Dios es Padre de todos y con todos se comporta como buen Padre. Pero no todos los hombres merecen dar a Dios el nombre de Padre. Para ser considerados hijos de Dios tenemos siquiera que intentar vivir como hijos de Dios. Esta es una posibilidad que a todos nos brinda Jesús, pero no todo el mundo lo acepta en su vida.
Todos podemos llegar a ser hijos de Dios, pues el mismo Dios nos ofrece su Espíritu a través de Jesús, es decir, nos ofrece su misma vida.
Jesús nos llama a tener esta nueva relación con Dios. Se trata de una actitud básica de absoluta seguridad y confianza en el Padre. Una confianza que incluye la seguridad de sentirse comprendido y perdonado; esperanza en el futuro y certeza en el triunfo final.
Pero para vivir como hijos de Dios no es suficiente una actitud pasiva de confianza hacia él. Para ser hijos, en cierto sentido hay que tener una actitud parecida a la del Padre. Por eso dice Jesús: “Amen a sus enemigos y recen por los que les persiguen, para ser hijos de mi Padre del cielo, que hace salir su sol sobre malos y buenos… Por consiguiente, sean ustedes buenos del todo, como es bueno su Padre del cielo” (Mt 5,44-48). Porque Dios “es bondadoso con los malos y desagradecidos”, por eso sus hijos deben ser “generosos como su Padre es generoso” (Lc 6,35-36).
Dios no se venga de nadie privándole del sol o de la lluvia. Pues al igual que él, ningún hijo suyo puede pensar en tomarse una revancha contra alguien. El que se reconoce como hijo del Padre del cielo no es capaz de hacerle daño a nadie, ni siquiera a un enemigo.
Se trata de comprender que la bondad desconcertante del Padre del cielo tiene que manifestarse en sus hijos de la tierra con una bondad semejante a la suya. Sólo así podrán ser hijos de tal Padre. Y los que no quieren comportarse como su Padre del cielo, en realidad no son hijos suyos. Porque los hijos se parecen al Padre.
Jesús en una discusión con los fariseos, les dice que ellos no son hijos de Abraham, ni de Dios, porque no hacen las obras de sus padres. El mensaje de Jesús “no les cabe en la cabeza” (Jn 8,37) a aquellos fariseos; y por eso quieren matarle. Jesús les dice: “Ustedes hacen lo mismo que su padre” (Jn 8,41). “Si Dios fuera su padre me querrían… Pero ustedes tienen por padre al diablo y quieren realizar los deseos de su padre. El fue un asesino desde el principio, y nunca ha estado con la verdad…” (Jn 8,42-44).
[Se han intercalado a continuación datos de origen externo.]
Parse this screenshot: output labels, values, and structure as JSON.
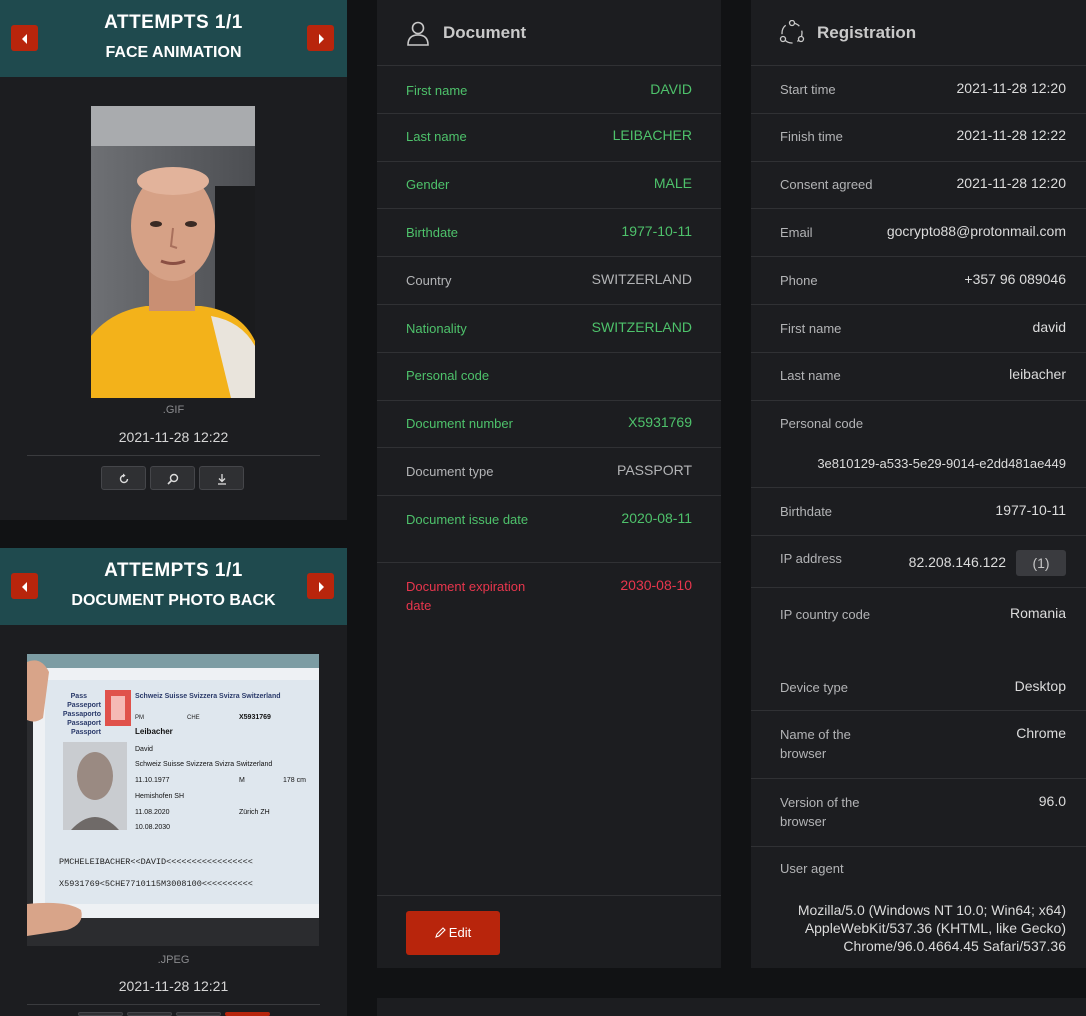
{
  "face_card": {
    "attempts": "ATTEMPTS 1/1",
    "title": "FACE ANIMATION",
    "prev_icon": "chevron-left-icon",
    "next_icon": "chevron-right-icon",
    "file_ext": ".GIF",
    "timestamp": "2021-11-28 12:22",
    "tools": [
      "rotate-icon",
      "zoom-icon",
      "download-icon"
    ]
  },
  "back_card": {
    "attempts": "ATTEMPTS 1/1",
    "title": "DOCUMENT PHOTO BACK",
    "file_ext": ".JPEG",
    "timestamp": "2021-11-28 12:21"
  },
  "document": {
    "title": "Document",
    "icon": "user-icon",
    "rows": [
      {
        "label": "First name",
        "value": "DAVID",
        "state": "green"
      },
      {
        "label": "Last name",
        "value": "LEIBACHER",
        "state": "green"
      },
      {
        "label": "Gender",
        "value": "MALE",
        "state": "green"
      },
      {
        "label": "Birthdate",
        "value": "1977-10-11",
        "state": "green"
      },
      {
        "label": "Country",
        "value": "SWITZERLAND",
        "state": "gray"
      },
      {
        "label": "Nationality",
        "value": "SWITZERLAND",
        "state": "green"
      },
      {
        "label": "Personal code",
        "value": "",
        "state": "green"
      },
      {
        "label": "Document number",
        "value": "X5931769",
        "state": "green"
      },
      {
        "label": "Document type",
        "value": "PASSPORT",
        "state": "gray"
      },
      {
        "label": "Document issue date",
        "value": "2020-08-11",
        "state": "green"
      },
      {
        "label": "Document expiration date",
        "value": "2030-08-10",
        "state": "red"
      }
    ],
    "edit_label": "Edit",
    "edit_icon": "pencil-icon"
  },
  "registration": {
    "title": "Registration",
    "icon": "share-nodes-icon",
    "start_label": "Start time",
    "start_value": "2021-11-28 12:20",
    "finish_label": "Finish time",
    "finish_value": "2021-11-28 12:22",
    "consent_label": "Consent agreed",
    "consent_value": "2021-11-28 12:20",
    "email_label": "Email",
    "email_value": "gocrypto88@protonmail.com",
    "phone_label": "Phone",
    "phone_value": "+357 96 089046",
    "first_label": "First name",
    "first_value": "david",
    "last_label": "Last name",
    "last_value": "leibacher",
    "pcode_label": "Personal code",
    "pcode_value": "3e810129-a533-5e29-9014-e2dd481ae449",
    "birth_label": "Birthdate",
    "birth_value": "1977-10-11",
    "ip_label": "IP address",
    "ip_value": "82.208.146.122",
    "ip_count": "(1)",
    "ipcc_label": "IP country code",
    "ipcc_value": "Romania",
    "device_label": "Device type",
    "device_value": "Desktop",
    "browser_label": "Name of the browser",
    "browser_value": "Chrome",
    "version_label": "Version of the browser",
    "version_value": "96.0",
    "ua_label": "User agent",
    "ua_line1": "Mozilla/5.0 (Windows NT 10.0; Win64; x64)",
    "ua_line2": "AppleWebKit/537.36 (KHTML, like Gecko)",
    "ua_line3": "Chrome/96.0.4664.45 Safari/537.36"
  },
  "passport_text": {
    "country_line": "Schweiz Suisse Svizzera Svizra Switzerland",
    "pass_words": [
      "Pass",
      "Passeport",
      "Passaporto",
      "Passaport",
      "Passport"
    ],
    "type": "PM",
    "code": "CHE",
    "number": "X5931769",
    "surname": "Leibacher",
    "given": "David",
    "nationality": "Schweiz Suisse Svizzera Svizra Switzerland",
    "dob": "11.10.1977",
    "sex": "M",
    "height": "178 cm",
    "origin": "Hemishofen SH",
    "issue": "11.08.2020",
    "authority": "Zürich ZH",
    "expiry": "10.08.2030",
    "mrz1": "PMCHELEIBACHER<<DAVID<<<<<<<<<<<<<<<<<",
    "mrz2": "X5931769<5CHE7710115M3008100<<<<<<<<<<"
  }
}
Jesús enfrenta a los fariseos por su modo de obrar. Ser hijo no es algo pasivo, sino algo activo, que lleva a honrar al padre comportándose de una forma parecida a la de él. Si ellos no se portan como se portaba Abraham, no son hijos suyos; un hijo aprende de su propio padre (Jn 5,19). Si no imitan a Abraham es porque no tienen al Dios de Abraham, sino que son idólatras. Si no tienen los mismos sentimientos ni el mismo modo de actuar de Dios, es porque no son hijos de Dios. Y el que no es hijo de Dios es hijo del demonio: homicida y mentiroso.
Dice San Juan: “Con esto queda claro quiénes son los hijos de Dios y quiénes los hijos del diablo: Quien no practica la justicia, o sea, quien no ama a su hermano, no es de Dios” (1 Jn 3,10-11).
No todo el mundo, pues, tiene derecho a llamar Padre a Dios. El fariseo orgulloso, idólatra, al que le gusta vivir en la mentira, “el que no practica la justicia”, el que no quiere entender la buena nueva de Jesús, no es hijo de Dios, hasta que no cambie de actitud. En cambio, el pecador que acepta su condición y quiere buscar a Dios con sincero corazón, encontrará siempre en Dios un corazón de Padre, y podrá invocarlo siempre como Abbá querido.